Despite the use of vaccination against FCV since the end of the 1970s, FCV-associated diseases continues to be a significant clinical problem. And, as described previously, new hypervirulent strains have recently arisen. Several mechanisms explain the persistence of FCV infection and FCV-related diseases in face of vaccination, including the lack of broad cross protection afforded by vaccinal strains due to the evolution of the FCV population under the immune pressure induced by vaccination (Geissler, 1997); vaccinal strains from attenuated vaccines may contribute to acute and chronic FCV infection (Dawson, 1993; Pedersen, 1995; Radford, 1997); both inactivated and live vaccines protect the cat against clinical disease but not against infection (Pedersen, 1995); and, FCV is able to evolve and escape from immune pressure by giving rise to mutants which are more vaccine resistant (Knowles, 1990; Johnson, 1992).
As a result, the current calicivirus vaccines must be replaced by vaccines that are more adapted to the current epidemiological situation and which provide greater cross-neutralization against the isolates currently identified in the feline populations. A promising vaccine would be one that is either inactivated or recombinant and which is based on a newer strain of FCV. Recently, outbreaks of a very severe calicivirosis have been noted in the United States and other countries. One of these hypervirulent and immunodominant strains has been selected as vaccine candidate and is described herein as an alternative to the traditional FCV vaccines.
Furthermore, in cats an additional problem arising from FCV vaccination is the presence of inflammation at the injection site, often as the result of the presence of an adjuvant in the vaccine, which may be a factor in post-vaccinal fibrosarcomas. Therefore, local tolerance of the vaccine is of strategic importance, and should be considered when developing new vaccines such that the ideal vaccine must be free of adjuvant and have an excellent local tolerance.

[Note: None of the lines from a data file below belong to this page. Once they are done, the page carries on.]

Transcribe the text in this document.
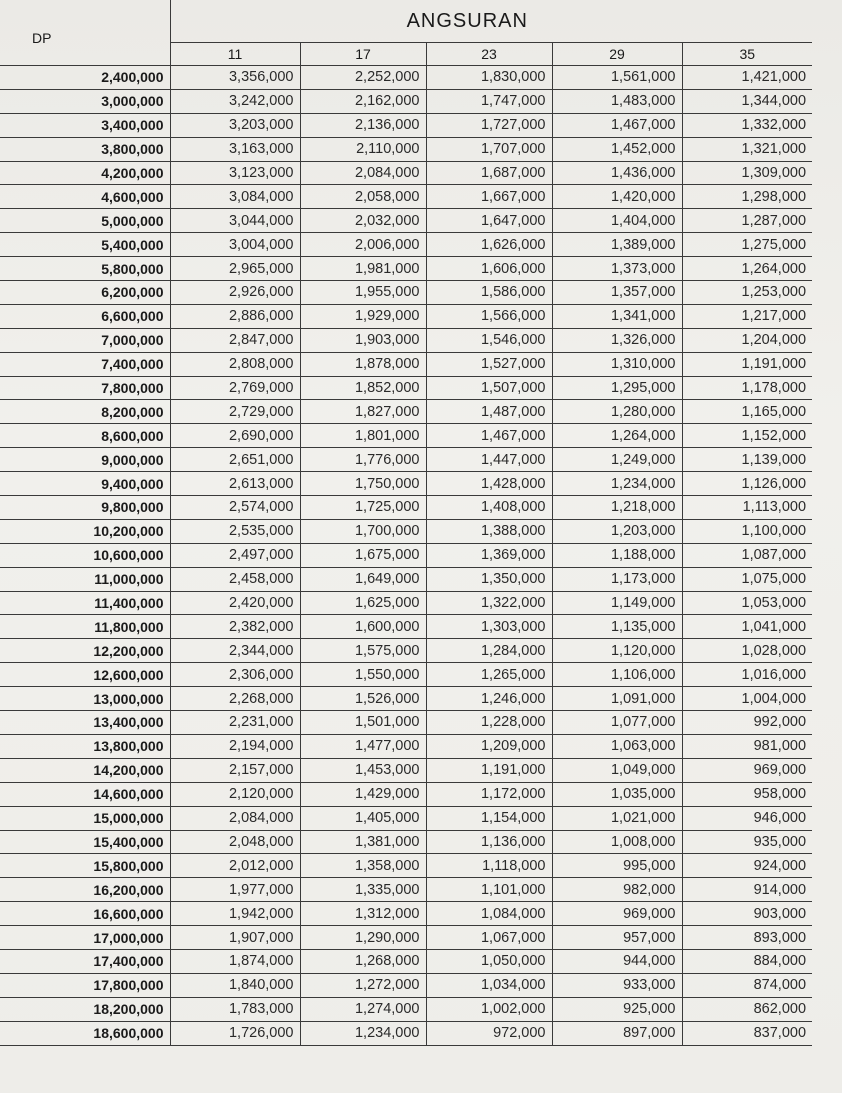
DP	ANGSURAN				
	11	17	23	29	35
2,400,000	3,356,000	2,252,000	1,830,000	1,561,000	1,421,000
3,000,000	3,242,000	2,162,000	1,747,000	1,483,000	1,344,000
3,400,000	3,203,000	2,136,000	1,727,000	1,467,000	1,332,000
3,800,000	3,163,000	2,110,000	1,707,000	1,452,000	1,321,000
4,200,000	3,123,000	2,084,000	1,687,000	1,436,000	1,309,000
4,600,000	3,084,000	2,058,000	1,667,000	1,420,000	1,298,000
5,000,000	3,044,000	2,032,000	1,647,000	1,404,000	1,287,000
5,400,000	3,004,000	2,006,000	1,626,000	1,389,000	1,275,000
5,800,000	2,965,000	1,981,000	1,606,000	1,373,000	1,264,000
6,200,000	2,926,000	1,955,000	1,586,000	1,357,000	1,253,000
6,600,000	2,886,000	1,929,000	1,566,000	1,341,000	1,217,000
7,000,000	2,847,000	1,903,000	1,546,000	1,326,000	1,204,000
7,400,000	2,808,000	1,878,000	1,527,000	1,310,000	1,191,000
7,800,000	2,769,000	1,852,000	1,507,000	1,295,000	1,178,000
8,200,000	2,729,000	1,827,000	1,487,000	1,280,000	1,165,000
8,600,000	2,690,000	1,801,000	1,467,000	1,264,000	1,152,000
9,000,000	2,651,000	1,776,000	1,447,000	1,249,000	1,139,000
9,400,000	2,613,000	1,750,000	1,428,000	1,234,000	1,126,000
9,800,000	2,574,000	1,725,000	1,408,000	1,218,000	1,113,000
10,200,000	2,535,000	1,700,000	1,388,000	1,203,000	1,100,000
10,600,000	2,497,000	1,675,000	1,369,000	1,188,000	1,087,000
11,000,000	2,458,000	1,649,000	1,350,000	1,173,000	1,075,000
11,400,000	2,420,000	1,625,000	1,322,000	1,149,000	1,053,000
11,800,000	2,382,000	1,600,000	1,303,000	1,135,000	1,041,000
12,200,000	2,344,000	1,575,000	1,284,000	1,120,000	1,028,000
12,600,000	2,306,000	1,550,000	1,265,000	1,106,000	1,016,000
13,000,000	2,268,000	1,526,000	1,246,000	1,091,000	1,004,000
13,400,000	2,231,000	1,501,000	1,228,000	1,077,000	992,000
13,800,000	2,194,000	1,477,000	1,209,000	1,063,000	981,000
14,200,000	2,157,000	1,453,000	1,191,000	1,049,000	969,000
14,600,000	2,120,000	1,429,000	1,172,000	1,035,000	958,000
15,000,000	2,084,000	1,405,000	1,154,000	1,021,000	946,000
15,400,000	2,048,000	1,381,000	1,136,000	1,008,000	935,000
15,800,000	2,012,000	1,358,000	1,118,000	995,000	924,000
16,200,000	1,977,000	1,335,000	1,101,000	982,000	914,000
16,600,000	1,942,000	1,312,000	1,084,000	969,000	903,000
17,000,000	1,907,000	1,290,000	1,067,000	957,000	893,000
17,400,000	1,874,000	1,268,000	1,050,000	944,000	884,000
17,800,000	1,840,000	1,272,000	1,034,000	933,000	874,000
18,200,000	1,783,000	1,274,000	1,002,000	925,000	862,000
18,600,000	1,726,000	1,234,000	972,000	897,000	837,000
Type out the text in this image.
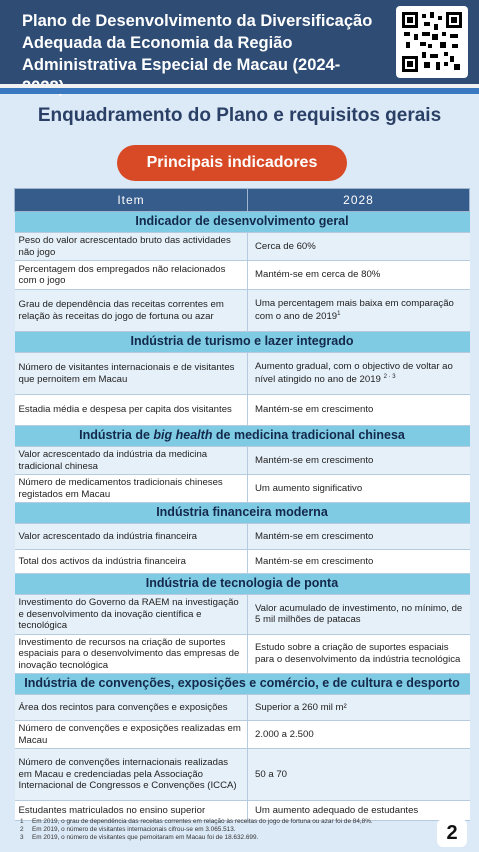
Plano de Desenvolvimento da Diversificação
Adequada da Economia da Região
Administrativa Especial de Macau (2024-
Enquadramento do Plano e requisitos gerais
Principais indicadores
Item	2028
Indicador de desenvolvimento geral	
Peso do valor acrescentado bruto das actividades não jogo	Cerca de 60%
Percentagem dos empregados não relacionados com o jogo	Mantém-se em cerca de 80%
Grau de dependência das receitas correntes em relação às receitas do jogo de fortuna ou azar	Uma percentagem mais baixa em comparação com o ano de 2019$^1$
Indústria de turismo e lazer integrado	
Número de visitantes internacionais e de visitantes que pernoitem em Macau	Aumento gradual, com o objectivo de voltar ao nível atingido no ano de 2019 $^{2 \cdot 3}$
Estadia média e despesa per capita dos visitantes	Mantém-se em crescimento
Indústria de big health de medicina tradicional chinesa	
Valor acrescentado da indústria da medicina tradicional chinesa	Mantém-se em crescimento
Número de medicamentos tradicionais chineses registados em Macau	Um aumento significativo
Indústria financeira moderna	
Valor acrescentado da indústria financeira	Mantém-se em crescimento
Total dos activos da indústria financeira	Mantém-se em crescimento
Indústria de tecnologia de ponta	
Investimento do Governo da RAEM na investigação e desenvolvimento da inovação científica e tecnológica	Valor acumulado de investimento, no mínimo, de 5 mil milhões de patacas
Investimento de recursos na criação de suportes espaciais para o desenvolvimento das empresas de inovação tecnológica	Estudo sobre a criação de suportes espaciais para o desenvolvimento da indústria tecnológica
Indústria de convenções, exposições e comércio, e de cultura e desporto	
Área dos recintos para convenções e exposições	Superior a 260 mil m²
Número de convenções e exposições realizadas em Macau	2.000 a 2.500
Número de convenções internacionais realizadas em Macau e credenciadas pela Associação Internacional de Congressos e Convenções (ICCA)	50 a 70
Estudantes matriculados no ensino superior	Um aumento adequado de estudantes
1 Em 2019, o grau de dependência das receitas correntes em relação às receitas do jogo de fortuna ou azar foi de 84,8%.
2 Em 2019, o número de visitantes internacionais cifrou-se em 3.065.513.
3 Em 2019, o número de visitantes que pernoitaram em Macau foi de 18.632.699.	2
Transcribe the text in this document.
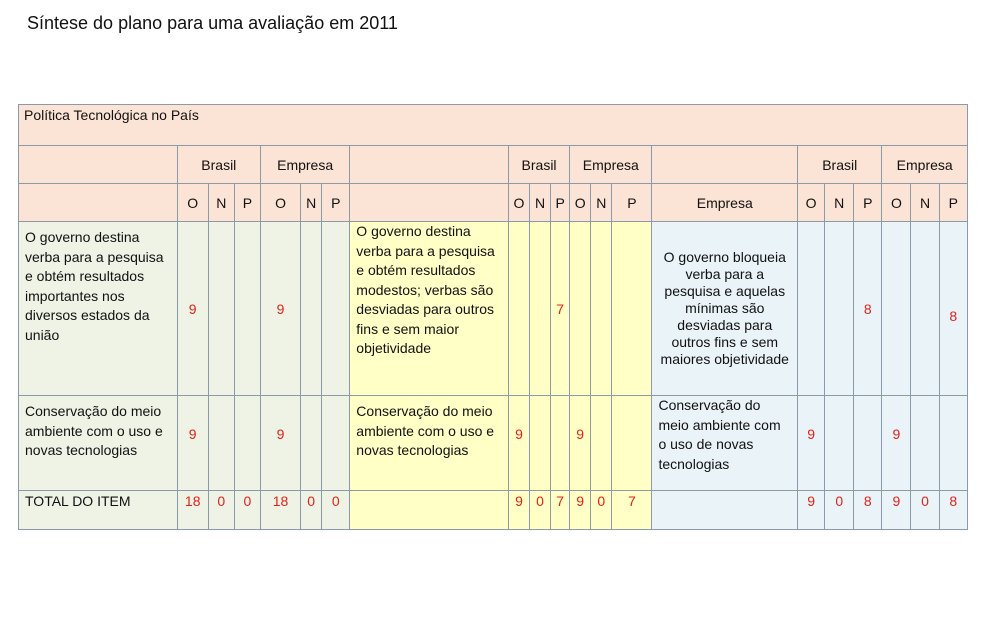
Síntese do plano para uma avaliação em 2011
Política Tecnológica no País																				
	Brasil			Empresa				Brasil			Empresa				Brasil			Empresa		
	O	N	P	O	N	P		O	N	P	O	N	P	Empresa	O	N	P	O	N	P
O governo destina verba para a pesquisa e obtém resultados importantes nos diversos estados da união	9			9			O governo destina verba para a pesquisa e obtém resultados modestos; verbas são desviadas para outros fins e sem maior objetividade			7				O governo bloqueia verba para a pesquisa e aquelas mínimas são desviadas para outros fins e sem maiores objetividade			8			8
Conservação do meio ambiente com o uso e novas tecnologias	9			9			Conservação do meio ambiente com o uso e novas tecnologias	9			9			Conservação do meio ambiente com o uso de novas tecnologias	9			9		
TOTAL DO ITEM	18	0	0	18	0	0		9	0	7	9	0	7		9	0	8	9	0	8
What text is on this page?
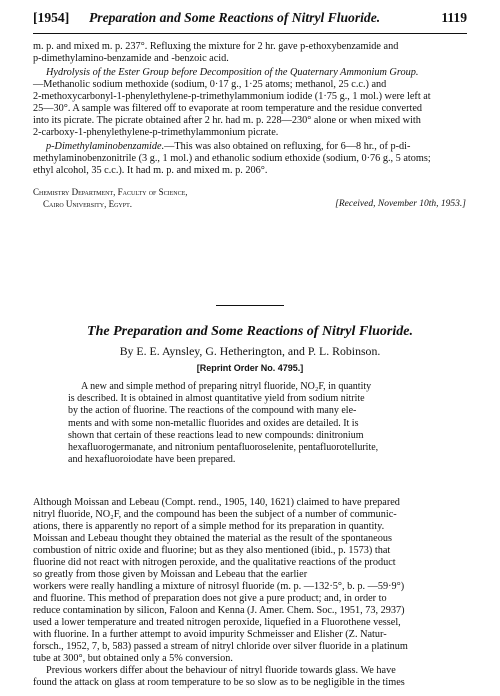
[1954] Preparation and Some Reactions of Nitryl Fluoride.	1119

m. p. and mixed m. p. 237°. Refluxing the mixture for 2 hr. gave p-ethoxybenzamide and

p-dimethylamino-benzamide and -benzoic acid.

Hydrolysis of the Ester Group before Decomposition of the Quaternary Ammonium Group.

—Methanolic sodium methoxide (sodium, 0·17 g., 1·25 atoms; methanol, 25 c.c.) and

2-methoxycarbonyl-1-phenylethylene-p-trimethylammonium iodide (1·75 g., 1 mol.) were left at

25—30°. A sample was filtered off to evaporate at room temperature and the residue converted

into its picrate. The picrate obtained after 2 hr. had m. p. 228—230° alone or when mixed with

2-carboxy-1-phenylethylene-p-trimethylammonium picrate.

p-Dimethylaminobenzamide.—This was also obtained on refluxing, for 6—8 hr., of p-di-

methylaminobenzonitrile (3 g., 1 mol.) and ethanolic sodium ethoxide (sodium, 0·76 g., 5 atoms;

ethyl alcohol, 35 c.c.). It had m. p. and mixed m. p. 206°.

Chemistry Department, Faculty of Science,
Cairo University, Egypt.	[Received, November 10th, 1953.]
The Preparation and Some Reactions of Nitryl Fluoride.
By E. E. Aynsley, G. Hetherington, and P. L. Robinson.
[Reprint Order No. 4795.]

A new and simple method of preparing nitryl fluoride, NO₂F, in quantity

is described. It is obtained in almost quantitative yield from sodium nitrite

by the action of fluorine. The reactions of the compound with many ele-

ments and with some non-metallic fluorides and oxides are detailed. It is

shown that certain of these reactions lead to new compounds: dinitronium

hexafluorogermanate, and nitronium pentafluoroselenite, pentafluorotellurite,

and hexafluoroiodate have been prepared.

Although Moissan and Lebeau (Compt. rend., 1905, 140, 1621) claimed to have prepared

nitryl fluoride, NO₂F, and the compound has been the subject of a number of communic-

ations, there is apparently no report of a simple method for its preparation in quantity.

Moissan and Lebeau thought they obtained the material as the result of the spontaneous

combustion of nitric oxide and fluorine; but as they also mentioned (ibid., p. 1573) that

fluorine did not react with nitrogen peroxide, and the qualitative reactions of the product

so greatly from those given by Moissan and Lebeau that the earlier

workers were really handling a mixture of nitrosyl fluoride (m. p. —132·5°, b. p. —59·9°)

and fluorine. This method of preparation does not give a pure product; and, in order to

reduce contamination by silicon, Faloon and Kenna (J. Amer. Chem. Soc., 1951, 73, 2937)

used a lower temperature and treated nitrogen peroxide, liquefied in a Fluorothene vessel,

with fluorine. In a further attempt to avoid impurity Schmeisser and Elisher (Z. Natur-

forsch., 1952, 7, b, 583) passed a stream of nitryl chloride over silver fluoride in a platinum

tube at 300°, but obtained only a 5% conversion.

Previous workers differ about the behaviour of nitryl fluoride towards glass. We have

found the attack on glass at room temperature to be so slow as to be negligible in the times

Accordingly, the present invention seeks to address those problems evident in the traditional vaccines by utilizing a recent strain representative of the FCV population in an inactivated or recombinant vaccine (as opposed to a modified live vaccine) (Pedersen, 1995) that has improved local tolerance of the vaccine, and the FCV strain used in the vaccine must be broadly cross-protective—alternatively, the inclusion of several strains has been previously proposed (Baulch-Brown, 1997; Dawson, 1993; Knowles, 1990).